It’s not about how hard you try, but how hard you try to improve.
We’re often told things like “it’s not whether you win or lose, it’s how you play the game”. Or Steve Jobs said:
“If I try my best and fail, well, I’ve tried my best.”
But I think those sentiments might miss a bit that could really amp up how fulfilled we feel when we are trying our best.
A lot of us on this rock are trying really really hard. At everything we do. Starting businesses. Being good friends. Cooking for our families. Whatever.
But we aren’t always trying that hard to improve.
Trying hard and trying hard to improve aren’t the same.
Yet the distinction is important.
It’s important because I don’t think trying our hardest always leads us to feeling fulfilled. But trying our hardest at improving ourselves does.
It might be easiest for you to see this in a sport you play. I remember playing basketball as a kid. I tried so friggin hard during those gradeschool games.
One game, I got run over by a kid going for a layup. I was happy because I got the foul called on the kid, but I broke my wrist in the process. But since we only had 6 people on our baskeball team, and my dad (the coach) knew I would keep trying to play (We weren’t sure the wrist was broken. The ER could wait), he put me back in the game.
There I am trying to play point guard with my useless right hand. Since it was my shooting hand, and strong dribbling hand, I just tried to play with my left hand and make more passes.
I didn’t stay in the game that long though. I dove for a ball and tied another guy up to get a jump ball.
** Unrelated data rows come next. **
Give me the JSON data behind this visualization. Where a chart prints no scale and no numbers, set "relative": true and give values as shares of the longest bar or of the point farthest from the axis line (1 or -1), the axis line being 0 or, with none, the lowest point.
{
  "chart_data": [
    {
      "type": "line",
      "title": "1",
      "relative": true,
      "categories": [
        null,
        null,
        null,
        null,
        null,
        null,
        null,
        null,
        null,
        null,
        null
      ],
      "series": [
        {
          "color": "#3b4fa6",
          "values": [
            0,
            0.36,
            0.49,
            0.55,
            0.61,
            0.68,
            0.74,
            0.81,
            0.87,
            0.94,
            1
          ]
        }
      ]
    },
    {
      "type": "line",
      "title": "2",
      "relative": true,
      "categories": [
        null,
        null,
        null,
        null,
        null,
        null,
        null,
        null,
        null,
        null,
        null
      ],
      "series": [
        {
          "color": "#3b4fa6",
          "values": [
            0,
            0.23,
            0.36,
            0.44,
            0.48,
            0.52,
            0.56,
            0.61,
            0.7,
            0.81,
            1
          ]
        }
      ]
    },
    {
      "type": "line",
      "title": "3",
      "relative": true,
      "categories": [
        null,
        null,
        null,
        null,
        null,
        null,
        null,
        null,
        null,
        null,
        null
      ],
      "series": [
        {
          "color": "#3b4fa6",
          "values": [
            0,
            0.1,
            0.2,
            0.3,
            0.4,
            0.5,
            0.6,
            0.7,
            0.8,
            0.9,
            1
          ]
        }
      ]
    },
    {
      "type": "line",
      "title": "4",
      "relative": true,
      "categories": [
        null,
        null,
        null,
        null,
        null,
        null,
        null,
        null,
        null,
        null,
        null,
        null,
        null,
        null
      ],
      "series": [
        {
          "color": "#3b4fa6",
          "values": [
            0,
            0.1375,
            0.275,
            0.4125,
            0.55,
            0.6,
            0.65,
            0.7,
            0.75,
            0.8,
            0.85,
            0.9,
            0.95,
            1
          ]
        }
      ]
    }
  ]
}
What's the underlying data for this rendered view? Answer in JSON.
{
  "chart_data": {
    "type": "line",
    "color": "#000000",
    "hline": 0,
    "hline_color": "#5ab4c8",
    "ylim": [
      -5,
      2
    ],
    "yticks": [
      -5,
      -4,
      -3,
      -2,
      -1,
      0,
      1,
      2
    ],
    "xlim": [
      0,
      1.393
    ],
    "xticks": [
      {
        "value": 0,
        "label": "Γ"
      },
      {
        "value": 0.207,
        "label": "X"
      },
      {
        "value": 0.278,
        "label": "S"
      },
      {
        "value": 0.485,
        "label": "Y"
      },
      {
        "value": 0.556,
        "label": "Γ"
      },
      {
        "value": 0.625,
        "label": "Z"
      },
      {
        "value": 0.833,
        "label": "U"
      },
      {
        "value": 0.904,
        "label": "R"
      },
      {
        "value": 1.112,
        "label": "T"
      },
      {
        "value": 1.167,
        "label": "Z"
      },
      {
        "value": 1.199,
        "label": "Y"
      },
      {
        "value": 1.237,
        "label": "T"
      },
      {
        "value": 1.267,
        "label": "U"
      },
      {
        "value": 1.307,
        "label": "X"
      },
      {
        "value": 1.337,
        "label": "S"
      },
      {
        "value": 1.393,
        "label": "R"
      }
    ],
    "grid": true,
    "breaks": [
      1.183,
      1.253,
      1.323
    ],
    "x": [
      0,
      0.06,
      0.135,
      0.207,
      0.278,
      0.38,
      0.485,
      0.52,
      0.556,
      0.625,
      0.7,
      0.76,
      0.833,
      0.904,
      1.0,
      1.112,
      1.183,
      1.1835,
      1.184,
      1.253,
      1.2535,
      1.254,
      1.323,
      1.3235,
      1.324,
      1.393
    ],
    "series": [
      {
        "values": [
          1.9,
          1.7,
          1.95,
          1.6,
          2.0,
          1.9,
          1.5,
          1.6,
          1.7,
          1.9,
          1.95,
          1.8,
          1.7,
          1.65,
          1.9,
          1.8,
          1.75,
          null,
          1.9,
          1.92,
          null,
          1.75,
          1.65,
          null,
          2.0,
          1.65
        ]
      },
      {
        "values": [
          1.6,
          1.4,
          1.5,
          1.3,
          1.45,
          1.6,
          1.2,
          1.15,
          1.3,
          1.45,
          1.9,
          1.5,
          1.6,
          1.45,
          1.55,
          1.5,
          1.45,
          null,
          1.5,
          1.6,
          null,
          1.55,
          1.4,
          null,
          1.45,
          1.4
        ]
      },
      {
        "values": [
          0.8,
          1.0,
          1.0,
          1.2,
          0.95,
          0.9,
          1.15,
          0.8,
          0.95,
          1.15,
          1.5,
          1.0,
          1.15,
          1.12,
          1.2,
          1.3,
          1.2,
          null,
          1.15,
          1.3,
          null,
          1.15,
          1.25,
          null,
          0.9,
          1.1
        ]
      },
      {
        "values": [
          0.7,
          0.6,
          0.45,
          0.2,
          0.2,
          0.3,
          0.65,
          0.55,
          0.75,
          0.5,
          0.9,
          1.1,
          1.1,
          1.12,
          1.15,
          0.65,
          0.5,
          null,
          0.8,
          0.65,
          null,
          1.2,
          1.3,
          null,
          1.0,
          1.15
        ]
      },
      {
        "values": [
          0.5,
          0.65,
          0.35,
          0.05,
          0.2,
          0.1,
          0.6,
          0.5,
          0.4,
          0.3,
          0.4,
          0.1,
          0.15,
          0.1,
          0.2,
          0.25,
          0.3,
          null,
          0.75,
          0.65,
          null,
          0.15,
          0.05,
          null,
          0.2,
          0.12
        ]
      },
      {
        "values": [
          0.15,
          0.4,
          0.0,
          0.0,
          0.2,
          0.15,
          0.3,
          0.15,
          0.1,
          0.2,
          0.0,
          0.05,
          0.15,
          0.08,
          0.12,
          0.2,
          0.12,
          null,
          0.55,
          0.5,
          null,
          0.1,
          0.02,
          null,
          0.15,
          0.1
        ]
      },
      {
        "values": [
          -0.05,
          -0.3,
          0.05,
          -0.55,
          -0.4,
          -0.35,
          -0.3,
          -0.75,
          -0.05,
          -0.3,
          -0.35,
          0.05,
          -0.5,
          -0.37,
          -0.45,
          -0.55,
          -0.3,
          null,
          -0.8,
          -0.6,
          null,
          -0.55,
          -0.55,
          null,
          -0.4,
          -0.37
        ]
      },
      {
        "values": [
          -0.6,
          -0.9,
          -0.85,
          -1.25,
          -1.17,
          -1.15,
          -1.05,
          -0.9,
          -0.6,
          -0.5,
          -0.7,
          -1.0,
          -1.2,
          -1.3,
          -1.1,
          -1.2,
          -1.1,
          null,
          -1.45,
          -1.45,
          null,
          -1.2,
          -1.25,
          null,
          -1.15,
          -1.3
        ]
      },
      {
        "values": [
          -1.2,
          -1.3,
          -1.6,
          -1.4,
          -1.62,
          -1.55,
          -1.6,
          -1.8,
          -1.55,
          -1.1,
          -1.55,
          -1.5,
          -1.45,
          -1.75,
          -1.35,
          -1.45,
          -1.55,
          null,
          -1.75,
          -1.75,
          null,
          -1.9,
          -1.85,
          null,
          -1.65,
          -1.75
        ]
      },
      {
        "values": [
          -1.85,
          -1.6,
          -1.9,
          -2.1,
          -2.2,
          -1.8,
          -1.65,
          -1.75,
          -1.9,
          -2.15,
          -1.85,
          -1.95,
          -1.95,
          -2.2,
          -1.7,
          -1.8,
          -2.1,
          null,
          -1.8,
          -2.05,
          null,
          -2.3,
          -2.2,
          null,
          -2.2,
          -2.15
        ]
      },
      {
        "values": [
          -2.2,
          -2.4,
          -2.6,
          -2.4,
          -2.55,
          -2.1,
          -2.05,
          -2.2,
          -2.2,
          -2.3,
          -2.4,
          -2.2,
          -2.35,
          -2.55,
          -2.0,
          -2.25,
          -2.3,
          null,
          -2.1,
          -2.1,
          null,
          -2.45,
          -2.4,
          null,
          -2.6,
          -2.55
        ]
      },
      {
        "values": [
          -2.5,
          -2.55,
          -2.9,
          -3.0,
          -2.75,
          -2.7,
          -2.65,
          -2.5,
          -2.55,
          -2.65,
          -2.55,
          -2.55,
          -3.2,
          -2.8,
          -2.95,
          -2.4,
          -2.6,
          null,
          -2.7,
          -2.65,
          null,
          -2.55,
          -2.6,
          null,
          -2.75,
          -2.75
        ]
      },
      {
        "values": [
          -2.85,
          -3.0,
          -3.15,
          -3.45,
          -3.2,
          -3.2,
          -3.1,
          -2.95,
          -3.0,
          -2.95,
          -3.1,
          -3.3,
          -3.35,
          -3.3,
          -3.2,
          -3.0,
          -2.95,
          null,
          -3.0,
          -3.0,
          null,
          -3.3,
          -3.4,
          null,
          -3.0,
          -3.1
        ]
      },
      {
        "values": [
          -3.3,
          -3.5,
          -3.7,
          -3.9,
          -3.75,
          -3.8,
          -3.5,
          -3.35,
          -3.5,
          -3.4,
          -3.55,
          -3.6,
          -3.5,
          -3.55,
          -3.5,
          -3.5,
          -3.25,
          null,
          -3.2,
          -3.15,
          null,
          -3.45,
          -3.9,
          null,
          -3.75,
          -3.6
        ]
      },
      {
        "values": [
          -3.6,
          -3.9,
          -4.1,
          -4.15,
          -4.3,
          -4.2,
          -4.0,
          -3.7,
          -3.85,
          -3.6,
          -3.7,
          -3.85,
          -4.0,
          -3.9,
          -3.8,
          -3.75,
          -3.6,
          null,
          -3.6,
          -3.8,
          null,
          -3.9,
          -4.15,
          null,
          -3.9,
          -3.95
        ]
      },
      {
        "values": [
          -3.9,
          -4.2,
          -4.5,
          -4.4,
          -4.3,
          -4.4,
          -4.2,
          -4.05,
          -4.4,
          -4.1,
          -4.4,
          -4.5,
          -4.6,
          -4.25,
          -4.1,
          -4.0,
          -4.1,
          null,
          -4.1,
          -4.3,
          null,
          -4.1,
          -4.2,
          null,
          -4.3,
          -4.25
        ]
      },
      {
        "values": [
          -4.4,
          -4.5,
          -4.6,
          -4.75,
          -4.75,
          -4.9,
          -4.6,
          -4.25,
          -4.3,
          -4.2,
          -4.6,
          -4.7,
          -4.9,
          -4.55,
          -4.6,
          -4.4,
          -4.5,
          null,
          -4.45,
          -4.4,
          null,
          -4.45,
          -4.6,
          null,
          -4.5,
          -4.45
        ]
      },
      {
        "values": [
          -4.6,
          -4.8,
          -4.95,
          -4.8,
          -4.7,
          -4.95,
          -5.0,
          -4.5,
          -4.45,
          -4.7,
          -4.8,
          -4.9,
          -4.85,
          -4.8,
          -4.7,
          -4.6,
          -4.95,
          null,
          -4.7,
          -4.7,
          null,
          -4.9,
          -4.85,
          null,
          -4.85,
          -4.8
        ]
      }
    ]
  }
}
And in that process I got hit in the face, and had to come out of the game with a bloody nose. :)
I tell this story just to give you an example of the trying I was doing out there to play the game.
But no matter how hard I was trying out there in gradeschool basketball, I wasn’t good enough to play in highschool.
And I wasn’t because I didn’t try hard enough to improve. I wasn’t out there practicing my dribbling deliberately enough to improve. I wasn’t trying very hard to improve my speed. Or my jump. I was just out playing.
That’s a regret I have. I still might have not been able to get good enough to play high school baskeball, but I regret not trying my hardest to improve at it when I had the chances.
You can see some of the power of trying ones hardest looking at Michael Jordan and Tiger Woods. Those guys aren’t just playing game after game. They are also out there trying their hardest to improve.
Tiger Woods will go to the driving range after a hard day’s work, and start a cycle of improvement. He’ll hit ball after ball. Trying to improve a single type of shot. Or Michael Jordan who would shoot a hundred free throws even after everyone else was done.
Jordan was even practicing free throws in his head.
So as I think about 2012 and stuff I’d like to do better, I want to make sure I’m not just trying my hardest, but that I’m trying my hardest to improve the things I do. Being an entrepreneur. Being a husband. A friend. Everything.
Have an awesome New Year guys! What kind of things are you reflecting on as 2012 is getting started?